The Citicoline Brain Injury Treatment (COBRIT) Trial: Design and Methods

Traumatic brain injury (TBI) is a major cause of death and disability. In the United States alone approximately 1.4 million sustain a TBI each year, of which 50,000 people die, and over 200,000 are hospitalized. Despite numerous prior clinical trials no standard pharmacotherapy for the treatment of TBI has been established. Citicoline, a naturally occurring endogenous compound, offers the potential of neuroprotection, neurorecovery, and neurofacilitation to enhance recovery after TBI. Citicoline has a favorable side-effect profile in humans and several meta-analyses suggest a benefit of citicoline treatment in stroke and dementia. COBRIT is a randomized, double-blind, placebo-controlled, multi-center trial of the effects of 90 days of citicoline on functional outcome in patients with complicated mild, moderate, and severe TBI. In all, 1292 patients will be recruited over an estimated 32 months from eight clinical sites with random assignment to citicoline (1000mg twice a day) or placebo (twice a day), administered enterally or orally.
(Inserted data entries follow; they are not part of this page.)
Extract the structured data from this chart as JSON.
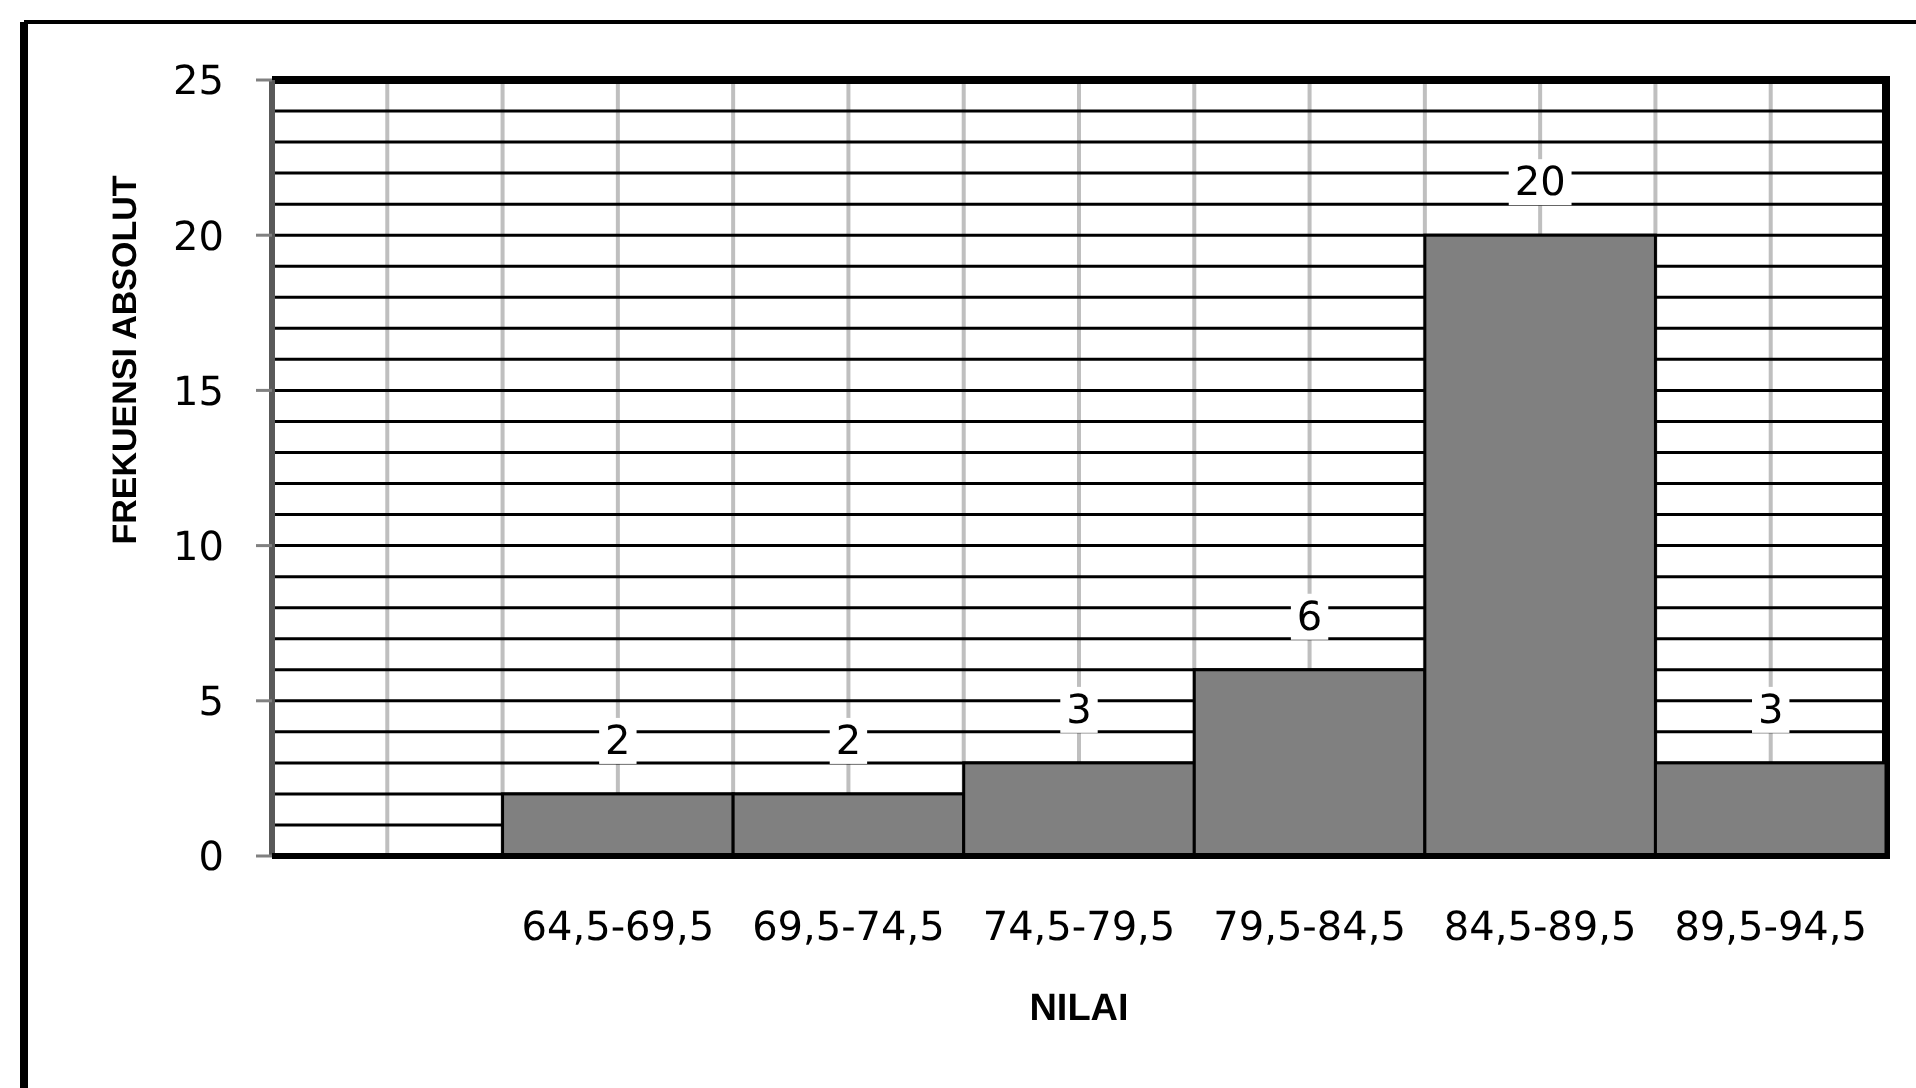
{
  "chart_data": {
    "type": "bar",
    "xlabel": "NILAI",
    "ylabel": "FREKUENSI ABSOLUT",
    "categories": [
      null,
      "64,5-69,5",
      "69,5-74,5",
      "74,5-79,5",
      "79,5-84,5",
      "84,5-89,5",
      "89,5-94,5"
    ],
    "values": [
      0,
      2,
      2,
      3,
      6,
      20,
      3
    ],
    "color": "#808080",
    "value_labels": [
      null,
      "2",
      "2",
      "3",
      "6",
      "20",
      "3"
    ],
    "ylim": [
      0,
      25
    ],
    "yticks": [
      0,
      {
        "value": 1,
        "label": null
      },
      {
        "value": 2,
        "label": null
      },
      {
        "value": 3,
        "label": null
      },
      {
        "value": 4,
        "label": null
      },
      5,
      {
        "value": 6,
        "label": null
      },
      {
        "value": 7,
        "label": null
      },
      {
        "value": 8,
        "label": null
      },
      {
        "value": 9,
        "label": null
      },
      10,
      {
        "value": 11,
        "label": null
      },
      {
        "value": 12,
        "label": null
      },
      {
        "value": 13,
        "label": null
      },
      {
        "value": 14,
        "label": null
      },
      15,
      {
        "value": 16,
        "label": null
      },
      {
        "value": 17,
        "label": null
      },
      {
        "value": 18,
        "label": null
      },
      {
        "value": 19,
        "label": null
      },
      20,
      {
        "value": 21,
        "label": null
      },
      {
        "value": 22,
        "label": null
      },
      {
        "value": 23,
        "label": null
      },
      {
        "value": 24,
        "label": null
      },
      25
    ],
    "grid": true
  }
}
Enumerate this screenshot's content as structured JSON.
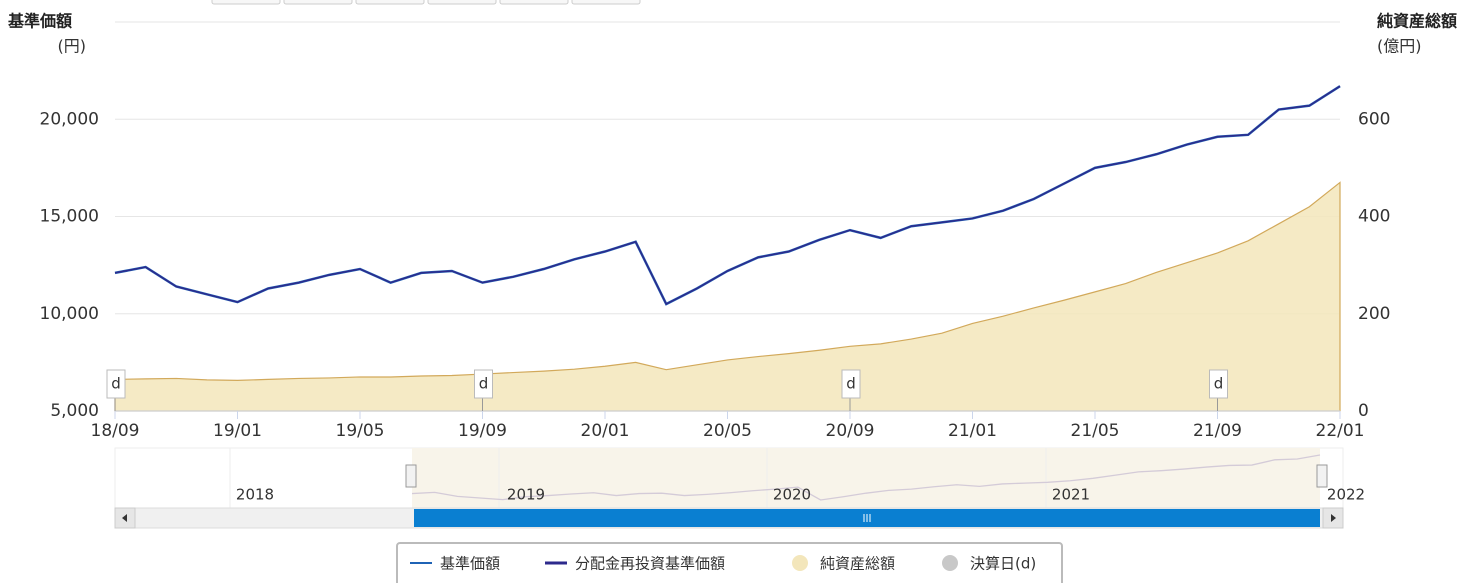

Functional outcomes are assessed at 30, 90, and 180 days after the day of randomization. The primary outcome consists of a set of measures that will be analyzed as a composite measure using a global test procedure at 90 days. The measures comprise the following core battery: the California Verbal Learning Test II; the Controlled Oral Word Association Test; Digit Span; Extended Glasgow Outcome Scale; the Processing Speed Index; Stroop Test part 1 and Stroop Test part 2; and Trail Making Test parts A and B. Secondary outcomes include survival, toxicity, and rate of recovery.